ISSN 2042-4752
The Journal of Art Historiography exists to support and promote the study of the history and practice of art historical writing. The historiography of art has been strongly influenced by traditions inaugurated by Giorgio Vasari, Winckelmann and German academics of the nineteenth and early twentieth centuries. Consequent to the expansion of universities, museums and galleries, the field has evolved to include areas outside of its traditional boundaries.
There is a double danger that contemporary scholarship will forget its earlier legacy and that it will neglect the urgency and rigour with which those early debates were conducted. The earlier legacy remains embedded in ‘normal’ practice. More recent art history also stands in need of its own scrutiny. The journal is committed to studying art historical scholarship, in its institutional and conceptual foundations, from the past to the present day in all areas and all periods.

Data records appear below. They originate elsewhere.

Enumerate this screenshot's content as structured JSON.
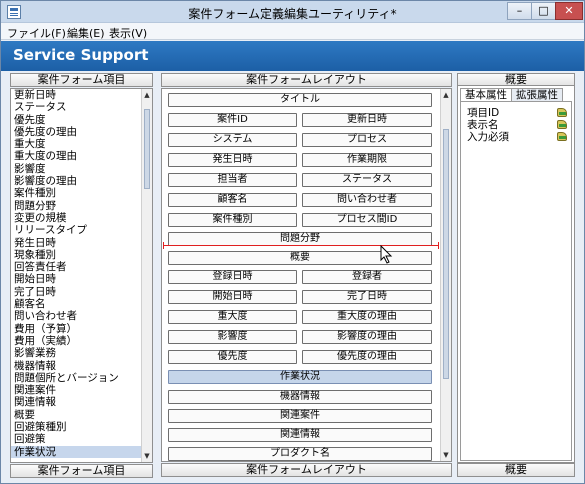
{
  "window": {
    "title": "案件フォーム定義編集ユーティリティ*",
    "controls": {
      "minimize": "–",
      "maximize": "□",
      "close": "✕"
    }
  },
  "menu": [
    "ファイル(F)",
    "編集(E)",
    "表示(V)"
  ],
  "banner": {
    "title": "Service Support",
    "color": "#2271b8"
  },
  "left_panel": {
    "header": "案件フォーム項目",
    "footer": "案件フォーム項目",
    "items": [
      "更新日時",
      "ステータス",
      "優先度",
      "優先度の理由",
      "重大度",
      "重大度の理由",
      "影響度",
      "影響度の理由",
      "案件種別",
      "問題分野",
      "変更の規模",
      "リリースタイプ",
      "発生日時",
      "現象種別",
      "回答責任者",
      "開始日時",
      "完了日時",
      "顧客名",
      "問い合わせ者",
      "費用（予算）",
      "費用（実績）",
      "影響業務",
      "機器情報",
      "問題個所とバージョン",
      "関連案件",
      "関連情報",
      "概要",
      "回避策種別",
      "回避策",
      "作業状況"
    ],
    "selected_index": 29
  },
  "center_panel": {
    "header": "案件フォームレイアウト",
    "footer": "案件フォームレイアウト",
    "fields": {
      "title": "タイトル",
      "case_id": "案件ID",
      "updated": "更新日時",
      "system": "システム",
      "process": "プロセス",
      "occurred": "発生日時",
      "deadline": "作業期限",
      "assignee": "担当者",
      "status": "ステータス",
      "customer": "顧客名",
      "inquirer": "問い合わせ者",
      "case_type": "案件種別",
      "process_id": "プロセス間ID",
      "problem_area": "問題分野",
      "summary": "概要",
      "registered": "登録日時",
      "registrant": "登録者",
      "start": "開始日時",
      "complete": "完了日時",
      "severity": "重大度",
      "severity_reason": "重大度の理由",
      "impact": "影響度",
      "impact_reason": "影響度の理由",
      "priority": "優先度",
      "priority_reason": "優先度の理由",
      "work_status": "作業状況",
      "equipment": "機器情報",
      "related_case": "関連案件",
      "related_info": "関連情報",
      "product_name": "プロダクト名"
    }
  },
  "right_panel": {
    "header": "概要",
    "footer": "概要",
    "tabs": [
      "基本属性",
      "拡張属性"
    ],
    "active_tab": 0,
    "properties": [
      "項目ID",
      "表示名",
      "入力必須"
    ]
  }
}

This journal will ignore the disciplinary boundaries imposed by the Anglophone expression ‘art history’ and allow and encourage the full range of enquiry that encompassed the visual arts in its broadest sense as well as topics now falling within archaeology, anthropology, ethnography and other specialist disciplines and approaches. It will welcome contributions from young and established scholars and is aimed at building an expanded audience for what has hitherto been a much specialised topic of investigation.

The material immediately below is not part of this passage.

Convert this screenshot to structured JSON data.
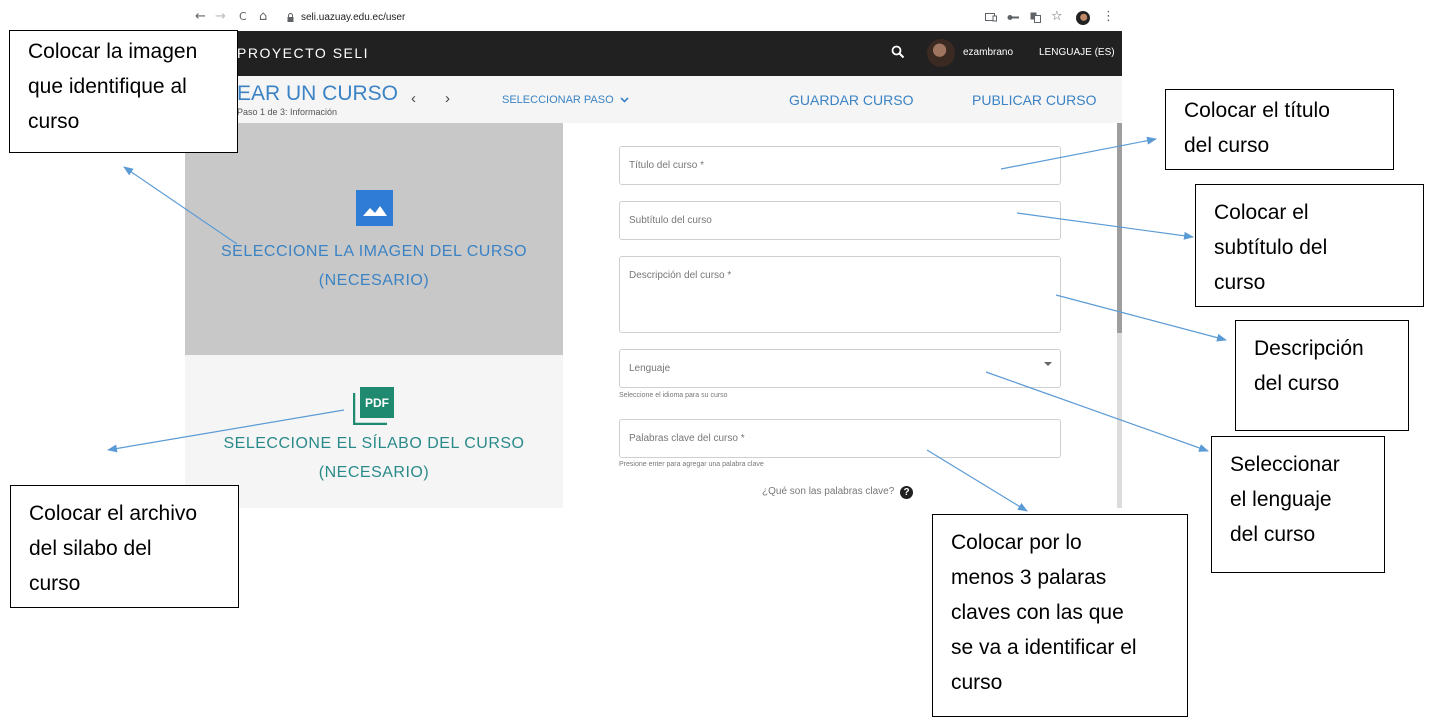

Besides articles, it will accept notes, reviews, letters, bibliographical surveys and translations. It will be published every June and December and include both peer-reviewed and commissioned contributions.
It will be the first contemporary journal dedicated specifically to the study of art historiography and its ambition is to make it the point of first call for scholars and students interested in that area. It is being supported by the Department of the History of Art at the University of Birmingham. In collaboration with Ashgate it also publishes Monographs in Art Historiography.